Kisah Nyata Leon Crane Bertahan Hidup di Belantara Alaska Usai Pesawatnya Jatuh

ilustrasi pria menemukan pondok
Ilustrasi (Progres Kepahiang)

KEPAHIANG.PROGRES.ID – Di ketinggian langit Alaska, mendekati Lingkar Arktika, Harold Hoskin (28 tahun) dan kopilotnya, Leon Crane (23 tahun), terbang melintasi Sungai Tanana. Pesawat mereka, Iceberg Inez, berjuang melawan cuaca ekstrem. Tiba-tiba, situasi menjadi genting.

Dalam kepanikan, Leon meraih parasut. Tanpa sempat berpikir panjang, dia melompat keluar dari pesawat. Terjun bebas di tengah udara yang menggigit, Leon menyaksikan Iceberg Inez berputar liar sebelum menabrak pegunungan.

Hati Leon berdegup kencang saat parasutnya mengembang, dan ia mendarat di atas salju, sekitar dua mil dari lokasi jatuhnya pesawat.

Saat kakinya menyentuh tanah, Leon berteriak memanggil rekan-rekannya. Suara gemanya lenyap dalam kesunyian es. Udara yang membeku dengan suhu -60°F memaksanya untuk segera bertindak. Mengumpulkan ranting, ia membuat api unggun untuk bertahan dari dingin yang menggigit.

Namun, rasa panik membuatnya menyadari bahwa tinggal di tempat bukanlah pilihan. Sungai Tanana, pikirnya, pasti mengalir ke suatu tempat yang lebih aman.

Sebelum berangkat, Leon berteriak sekali lagi, berharap mendengar suara teman-temannya. Hasilnya tetap nihil.

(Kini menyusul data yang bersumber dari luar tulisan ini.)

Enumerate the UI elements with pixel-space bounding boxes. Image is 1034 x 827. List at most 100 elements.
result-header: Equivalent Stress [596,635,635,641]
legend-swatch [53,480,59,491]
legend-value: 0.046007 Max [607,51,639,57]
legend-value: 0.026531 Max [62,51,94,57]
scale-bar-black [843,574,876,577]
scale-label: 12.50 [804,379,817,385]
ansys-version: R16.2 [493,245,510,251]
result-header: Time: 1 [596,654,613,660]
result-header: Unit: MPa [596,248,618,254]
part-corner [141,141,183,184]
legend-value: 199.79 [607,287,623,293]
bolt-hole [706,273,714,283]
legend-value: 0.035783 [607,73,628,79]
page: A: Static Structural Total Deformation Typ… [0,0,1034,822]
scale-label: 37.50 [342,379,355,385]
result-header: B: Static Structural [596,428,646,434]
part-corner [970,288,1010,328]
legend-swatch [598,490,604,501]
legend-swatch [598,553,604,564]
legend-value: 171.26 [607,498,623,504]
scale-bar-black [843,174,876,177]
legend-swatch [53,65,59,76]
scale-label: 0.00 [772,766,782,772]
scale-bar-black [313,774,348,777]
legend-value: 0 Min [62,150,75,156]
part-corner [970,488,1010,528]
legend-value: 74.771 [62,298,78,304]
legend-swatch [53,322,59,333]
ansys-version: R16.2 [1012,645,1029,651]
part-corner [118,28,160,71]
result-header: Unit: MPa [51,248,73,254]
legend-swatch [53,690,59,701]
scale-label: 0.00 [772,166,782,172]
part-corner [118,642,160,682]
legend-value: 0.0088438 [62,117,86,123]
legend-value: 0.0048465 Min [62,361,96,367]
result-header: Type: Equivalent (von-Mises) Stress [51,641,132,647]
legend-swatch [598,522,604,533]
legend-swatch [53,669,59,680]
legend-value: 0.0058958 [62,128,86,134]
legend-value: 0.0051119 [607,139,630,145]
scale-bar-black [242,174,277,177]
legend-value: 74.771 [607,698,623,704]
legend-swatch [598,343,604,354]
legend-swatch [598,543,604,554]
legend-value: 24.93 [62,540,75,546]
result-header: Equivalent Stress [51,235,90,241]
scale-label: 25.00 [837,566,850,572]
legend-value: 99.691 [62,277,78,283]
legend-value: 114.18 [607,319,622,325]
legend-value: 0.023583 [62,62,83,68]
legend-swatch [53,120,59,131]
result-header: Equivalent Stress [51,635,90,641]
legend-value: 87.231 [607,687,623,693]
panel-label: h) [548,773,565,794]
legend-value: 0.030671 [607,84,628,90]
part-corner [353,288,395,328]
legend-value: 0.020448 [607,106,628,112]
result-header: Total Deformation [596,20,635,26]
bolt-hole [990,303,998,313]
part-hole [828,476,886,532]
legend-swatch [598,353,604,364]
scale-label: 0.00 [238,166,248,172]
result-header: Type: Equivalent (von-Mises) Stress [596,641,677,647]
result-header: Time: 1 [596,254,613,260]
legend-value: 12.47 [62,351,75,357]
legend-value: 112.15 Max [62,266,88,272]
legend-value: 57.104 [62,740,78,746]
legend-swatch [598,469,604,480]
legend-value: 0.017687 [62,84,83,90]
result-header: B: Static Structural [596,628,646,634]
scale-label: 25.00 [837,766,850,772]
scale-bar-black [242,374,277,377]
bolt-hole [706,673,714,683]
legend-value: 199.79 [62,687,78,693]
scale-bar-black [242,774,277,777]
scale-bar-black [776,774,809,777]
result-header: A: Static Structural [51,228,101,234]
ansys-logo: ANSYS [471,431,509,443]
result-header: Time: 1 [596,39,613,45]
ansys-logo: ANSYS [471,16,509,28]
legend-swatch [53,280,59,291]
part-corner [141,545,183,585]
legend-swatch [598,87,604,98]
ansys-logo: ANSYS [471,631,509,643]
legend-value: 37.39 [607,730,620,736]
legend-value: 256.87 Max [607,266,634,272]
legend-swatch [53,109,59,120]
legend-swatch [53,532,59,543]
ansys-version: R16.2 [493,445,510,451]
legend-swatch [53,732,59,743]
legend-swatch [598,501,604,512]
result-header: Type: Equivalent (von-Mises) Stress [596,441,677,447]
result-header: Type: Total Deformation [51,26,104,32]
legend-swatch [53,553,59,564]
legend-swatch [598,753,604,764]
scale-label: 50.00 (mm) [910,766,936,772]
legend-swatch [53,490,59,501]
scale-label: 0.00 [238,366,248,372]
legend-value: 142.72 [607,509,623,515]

Rasa lapar semakin menyiksa. Dalam suhu ekstrem seperti itu, Leon membutuhkan lebih dari 5.000 kalori per hari hanya untuk bertahan hidup. Dia mencoba berburu, namun keterampilan berburu bukanlah keahliannya.

Hari berganti hari, hingga akhirnya Leon melihat sesuatu yang menyelamatkan harapannya: sebuah pondok yang setengah tertutup salju. Kebahagiaan yang meluap-luap menyelimuti dirinya saat ia berlari menuju pondok tersebut. Namun, pondok itu kosong.

Di dalam pondok, Leon menemukan tempat tidur di pojok dan sebuah meja di tengah ruangan. Di atas meja, ada karung goni berisi berbagai barang. Dengan tangan yang gemetar, ia mengeluarkan pisau dan mulai membuka semuanya, berharap menemukan sesuatu yang berguna.

Dalam perjalanan kembali, Leon tersesat. Berjalan selama berjam-jam tanpa menemukan arah, ia terjebak dalam keputusasaan. Tidak ada jejak kaki di atas es untuk memandunya kembali.

Hari demi hari berlalu, dan Leon terus berjuang melawan kerasnya alam. Pada tanggal 10 Maret, sebuah jalan setapak muncul di depannya. Dia mengikutinya hingga sampai di sungai. Di seberang sungai es itu, dia melihat pondok lain, dan kali ini tidak kosong.

Seorang pria di dalam pondok itu menyambut Leon dan membawanya masuk. Setelah 81 hari berjuang sendiri, ini pertama kalinya Leon bertemu manusia lain.

Pesawat pengangkut surat kemudian menjemput Leon dari lokasi tersebut dan membawanya ke Ladd Field. Di sana, Leon bertemu seorang perawat, yang kemudian menjadi cinta dalam hidupnya. Mereka menikah dan dikaruniai enam anak, sebuah akhir yang bahagia dari kisah bertahan hidup yang heroik.